Antep’te patlayan ve birçok sivil insanın can vermesine yol açan patlama konusunda da birkaç şey söylenebilir. İlginçtir, gazeteler bundan iki ay önce ABD’de yapılan bir toplantıda Antep ve Maraş’ta bu tür bombalamalar yapılacağına ilişkin senaryolar çizildiğini yazıyorlar. Tabii bombalamaları yapan Suriye oluyor. Türk ordusu Suriye’ye giriyor ve ardından Esad yönetimi yıkılıyor. Bütün bunlar tezgahlanan bu katliamın AKP ile bağlantısına işaret ediyor. AKP’nin bu katliamı kullanma biçimi de bu gerçeği doğruluyor. Devrimci halk savaşını geliştiren gerilla güçleri karşısında Türk ordusunun yaşadığı acizliği gizlemek isteyen bu kontra oluşum, kendi eseri olan bu katliam sayesinde bir taşla birkaç kuş vurmaya çalışıyor. Öncelikle şovenizmi kışkırtıyor, BDP bürolarına saldırılara davetiye çıkarıyor, Kürtlere düşmanlığı geliştiriyor, Suriye’ye yönelik olası bir askeri müdahalenin temellerini döşüyor. PKK ve Kürt düşmanlığını derinleştirerek iktidarını korumayı deniyor.
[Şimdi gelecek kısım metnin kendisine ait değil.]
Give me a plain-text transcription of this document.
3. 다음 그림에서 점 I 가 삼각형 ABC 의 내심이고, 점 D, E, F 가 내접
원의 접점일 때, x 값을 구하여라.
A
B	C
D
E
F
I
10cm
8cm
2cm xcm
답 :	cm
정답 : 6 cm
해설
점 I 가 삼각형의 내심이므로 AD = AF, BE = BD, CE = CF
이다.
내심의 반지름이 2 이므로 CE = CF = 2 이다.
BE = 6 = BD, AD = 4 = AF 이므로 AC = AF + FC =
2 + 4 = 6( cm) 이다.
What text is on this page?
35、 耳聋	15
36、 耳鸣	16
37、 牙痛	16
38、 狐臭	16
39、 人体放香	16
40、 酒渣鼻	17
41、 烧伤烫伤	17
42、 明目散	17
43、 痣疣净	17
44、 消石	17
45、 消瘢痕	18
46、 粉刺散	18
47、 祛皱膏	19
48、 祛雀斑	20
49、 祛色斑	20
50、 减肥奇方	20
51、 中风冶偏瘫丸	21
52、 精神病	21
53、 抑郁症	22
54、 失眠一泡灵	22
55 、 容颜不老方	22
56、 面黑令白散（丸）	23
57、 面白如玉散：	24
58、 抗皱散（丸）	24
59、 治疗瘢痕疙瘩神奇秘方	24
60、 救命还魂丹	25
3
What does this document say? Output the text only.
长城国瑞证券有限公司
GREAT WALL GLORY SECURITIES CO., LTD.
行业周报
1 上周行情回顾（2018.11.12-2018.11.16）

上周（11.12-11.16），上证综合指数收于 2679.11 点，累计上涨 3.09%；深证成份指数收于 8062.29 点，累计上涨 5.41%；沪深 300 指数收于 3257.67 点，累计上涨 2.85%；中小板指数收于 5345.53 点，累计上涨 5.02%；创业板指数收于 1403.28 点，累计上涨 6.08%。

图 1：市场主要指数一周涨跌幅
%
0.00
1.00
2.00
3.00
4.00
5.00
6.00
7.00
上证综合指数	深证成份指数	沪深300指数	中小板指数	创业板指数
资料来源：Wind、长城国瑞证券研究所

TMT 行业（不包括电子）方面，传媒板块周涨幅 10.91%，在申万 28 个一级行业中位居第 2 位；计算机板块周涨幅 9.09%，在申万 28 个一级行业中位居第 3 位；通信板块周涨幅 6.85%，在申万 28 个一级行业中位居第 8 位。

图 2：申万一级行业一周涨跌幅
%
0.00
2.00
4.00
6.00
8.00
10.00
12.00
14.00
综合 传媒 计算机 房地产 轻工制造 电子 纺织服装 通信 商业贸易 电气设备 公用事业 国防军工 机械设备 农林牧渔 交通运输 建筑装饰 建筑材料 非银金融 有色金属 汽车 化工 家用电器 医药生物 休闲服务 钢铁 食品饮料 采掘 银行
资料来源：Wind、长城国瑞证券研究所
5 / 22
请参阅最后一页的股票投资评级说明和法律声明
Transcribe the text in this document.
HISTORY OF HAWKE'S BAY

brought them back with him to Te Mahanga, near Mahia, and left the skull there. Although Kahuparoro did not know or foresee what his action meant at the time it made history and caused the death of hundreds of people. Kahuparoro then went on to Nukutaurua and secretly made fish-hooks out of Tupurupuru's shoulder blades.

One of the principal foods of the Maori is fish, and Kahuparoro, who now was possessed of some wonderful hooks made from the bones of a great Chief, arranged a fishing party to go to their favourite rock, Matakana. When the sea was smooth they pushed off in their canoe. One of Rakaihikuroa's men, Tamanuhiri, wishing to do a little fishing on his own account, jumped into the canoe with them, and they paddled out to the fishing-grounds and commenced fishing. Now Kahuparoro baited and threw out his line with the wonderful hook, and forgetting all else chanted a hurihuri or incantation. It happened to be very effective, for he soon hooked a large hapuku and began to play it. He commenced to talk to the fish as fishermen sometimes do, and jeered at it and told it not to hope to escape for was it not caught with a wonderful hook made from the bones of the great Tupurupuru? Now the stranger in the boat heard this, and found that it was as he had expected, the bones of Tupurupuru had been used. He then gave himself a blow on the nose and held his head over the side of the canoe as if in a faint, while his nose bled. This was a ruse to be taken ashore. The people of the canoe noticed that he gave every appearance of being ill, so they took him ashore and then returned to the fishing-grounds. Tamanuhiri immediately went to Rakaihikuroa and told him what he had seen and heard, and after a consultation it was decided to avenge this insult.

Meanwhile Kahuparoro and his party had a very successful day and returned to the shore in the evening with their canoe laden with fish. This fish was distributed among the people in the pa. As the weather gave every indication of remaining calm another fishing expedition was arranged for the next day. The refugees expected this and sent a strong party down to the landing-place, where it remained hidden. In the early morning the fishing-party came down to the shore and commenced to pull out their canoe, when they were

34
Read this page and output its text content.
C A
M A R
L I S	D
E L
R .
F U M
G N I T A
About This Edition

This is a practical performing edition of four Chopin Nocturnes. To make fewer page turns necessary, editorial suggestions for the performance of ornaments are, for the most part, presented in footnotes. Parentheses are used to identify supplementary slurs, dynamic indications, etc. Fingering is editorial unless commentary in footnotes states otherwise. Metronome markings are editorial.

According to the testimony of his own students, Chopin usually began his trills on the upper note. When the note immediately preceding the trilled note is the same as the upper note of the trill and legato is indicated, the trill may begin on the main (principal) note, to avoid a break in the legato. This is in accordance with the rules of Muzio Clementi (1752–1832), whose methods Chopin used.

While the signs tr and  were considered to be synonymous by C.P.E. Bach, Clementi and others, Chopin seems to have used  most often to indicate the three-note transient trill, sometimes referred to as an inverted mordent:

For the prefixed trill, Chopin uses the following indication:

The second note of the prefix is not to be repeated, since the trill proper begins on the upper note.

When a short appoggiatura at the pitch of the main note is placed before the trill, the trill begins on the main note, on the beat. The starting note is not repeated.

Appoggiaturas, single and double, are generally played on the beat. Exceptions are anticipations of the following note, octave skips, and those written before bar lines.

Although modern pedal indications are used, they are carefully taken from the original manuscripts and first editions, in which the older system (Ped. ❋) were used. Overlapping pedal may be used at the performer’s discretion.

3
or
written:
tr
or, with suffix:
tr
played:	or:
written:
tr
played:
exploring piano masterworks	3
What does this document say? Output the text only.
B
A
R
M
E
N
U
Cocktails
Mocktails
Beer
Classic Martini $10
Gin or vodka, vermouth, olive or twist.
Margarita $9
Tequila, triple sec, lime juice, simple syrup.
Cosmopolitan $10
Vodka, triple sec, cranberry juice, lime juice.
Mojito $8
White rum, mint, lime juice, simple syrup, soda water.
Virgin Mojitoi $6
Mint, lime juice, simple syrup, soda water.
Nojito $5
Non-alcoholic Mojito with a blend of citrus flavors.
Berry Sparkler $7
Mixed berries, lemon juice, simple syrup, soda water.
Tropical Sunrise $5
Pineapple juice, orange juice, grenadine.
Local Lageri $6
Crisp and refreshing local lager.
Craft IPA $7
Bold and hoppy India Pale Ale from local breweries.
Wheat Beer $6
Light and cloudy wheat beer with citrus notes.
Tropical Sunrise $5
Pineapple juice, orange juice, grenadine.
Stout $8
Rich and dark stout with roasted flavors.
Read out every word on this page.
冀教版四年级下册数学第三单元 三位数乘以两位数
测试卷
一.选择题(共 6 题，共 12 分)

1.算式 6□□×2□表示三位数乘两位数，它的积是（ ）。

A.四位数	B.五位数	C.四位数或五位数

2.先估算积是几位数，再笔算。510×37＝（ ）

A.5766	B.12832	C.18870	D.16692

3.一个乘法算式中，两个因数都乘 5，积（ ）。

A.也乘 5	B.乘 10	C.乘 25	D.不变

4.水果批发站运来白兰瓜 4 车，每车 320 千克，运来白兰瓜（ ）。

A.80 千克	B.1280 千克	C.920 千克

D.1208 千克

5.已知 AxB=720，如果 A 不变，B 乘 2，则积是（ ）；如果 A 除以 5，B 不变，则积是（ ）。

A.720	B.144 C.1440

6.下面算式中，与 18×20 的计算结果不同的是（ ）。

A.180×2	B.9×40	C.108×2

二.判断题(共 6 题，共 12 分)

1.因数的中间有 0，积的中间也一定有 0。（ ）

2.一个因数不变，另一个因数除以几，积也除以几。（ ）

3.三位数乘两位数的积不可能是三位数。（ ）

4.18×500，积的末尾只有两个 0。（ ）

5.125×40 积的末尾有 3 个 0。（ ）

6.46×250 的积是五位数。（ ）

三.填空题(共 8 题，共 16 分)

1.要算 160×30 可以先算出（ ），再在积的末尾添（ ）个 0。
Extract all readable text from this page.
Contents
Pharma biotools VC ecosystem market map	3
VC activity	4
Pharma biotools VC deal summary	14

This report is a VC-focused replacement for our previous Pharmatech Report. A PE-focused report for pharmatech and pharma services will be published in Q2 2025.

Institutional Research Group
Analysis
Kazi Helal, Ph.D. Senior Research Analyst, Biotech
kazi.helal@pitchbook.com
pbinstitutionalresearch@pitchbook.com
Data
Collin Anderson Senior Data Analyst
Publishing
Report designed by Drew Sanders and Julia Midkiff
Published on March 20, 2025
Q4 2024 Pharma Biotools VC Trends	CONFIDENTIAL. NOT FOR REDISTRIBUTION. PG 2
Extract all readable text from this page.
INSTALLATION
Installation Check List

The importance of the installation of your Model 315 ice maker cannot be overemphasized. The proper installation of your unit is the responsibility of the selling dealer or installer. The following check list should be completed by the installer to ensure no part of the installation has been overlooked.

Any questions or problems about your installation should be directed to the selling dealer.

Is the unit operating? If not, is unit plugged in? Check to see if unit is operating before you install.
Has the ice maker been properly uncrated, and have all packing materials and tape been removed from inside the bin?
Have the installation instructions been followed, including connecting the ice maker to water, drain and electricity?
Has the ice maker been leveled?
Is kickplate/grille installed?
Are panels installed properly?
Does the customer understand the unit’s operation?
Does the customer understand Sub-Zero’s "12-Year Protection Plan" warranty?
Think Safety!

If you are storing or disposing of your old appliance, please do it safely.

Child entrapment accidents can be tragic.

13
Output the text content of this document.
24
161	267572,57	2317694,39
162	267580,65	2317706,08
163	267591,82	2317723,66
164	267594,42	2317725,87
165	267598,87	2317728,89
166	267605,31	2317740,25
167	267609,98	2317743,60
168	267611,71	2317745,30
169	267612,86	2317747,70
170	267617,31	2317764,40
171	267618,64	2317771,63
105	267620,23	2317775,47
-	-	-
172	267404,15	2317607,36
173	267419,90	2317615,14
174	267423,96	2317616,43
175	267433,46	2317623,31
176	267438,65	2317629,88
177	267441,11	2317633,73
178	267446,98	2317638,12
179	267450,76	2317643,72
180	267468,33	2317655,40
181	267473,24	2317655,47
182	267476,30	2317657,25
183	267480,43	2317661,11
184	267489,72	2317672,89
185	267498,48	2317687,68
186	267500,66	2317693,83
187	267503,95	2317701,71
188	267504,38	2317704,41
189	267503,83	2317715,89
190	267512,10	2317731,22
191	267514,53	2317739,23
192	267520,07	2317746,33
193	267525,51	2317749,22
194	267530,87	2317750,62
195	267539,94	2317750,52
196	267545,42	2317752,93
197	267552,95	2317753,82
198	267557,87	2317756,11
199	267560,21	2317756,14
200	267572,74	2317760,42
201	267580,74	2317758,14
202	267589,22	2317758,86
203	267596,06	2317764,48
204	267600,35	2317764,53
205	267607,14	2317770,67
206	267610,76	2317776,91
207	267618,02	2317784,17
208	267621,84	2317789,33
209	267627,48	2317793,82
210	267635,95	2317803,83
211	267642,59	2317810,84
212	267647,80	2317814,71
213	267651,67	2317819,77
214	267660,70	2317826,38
ABD’nin hizmetindeki kontra yapılanma sadece AKP değil. Bir de suç ortağı Fethullahçı ‘yeşil kontra’ var. Kürt Özgürlük Hareketi bunların maskesini düşürdü. Kürdistan’ı büyük ölçüde bu ajan yapılanmalardan kurtardı. Kürdistan’da kaybetmiş bir AKP Türkiye’de iktidarını uzun süreli kılamaz. Irkçı milliyetçiliğin yol açtığı sürüleşme bir yere kadar götürür. Bu konuda gelinen nokta bir bakıma dibe vurmadır. Toplum açısından bundan sonrasının yükselişe geçme dönemi olacağı kesin gibidir. Tabii yükselişe geçiş öncü düzeyde entelektüel, örgütsel ve ahlaki çabalar gerektirir. Bu başarıldığında Kürdistan’da çözülen bu kontra rejimin Türkiye’de de tepetaklak olması kaçınılmazdır.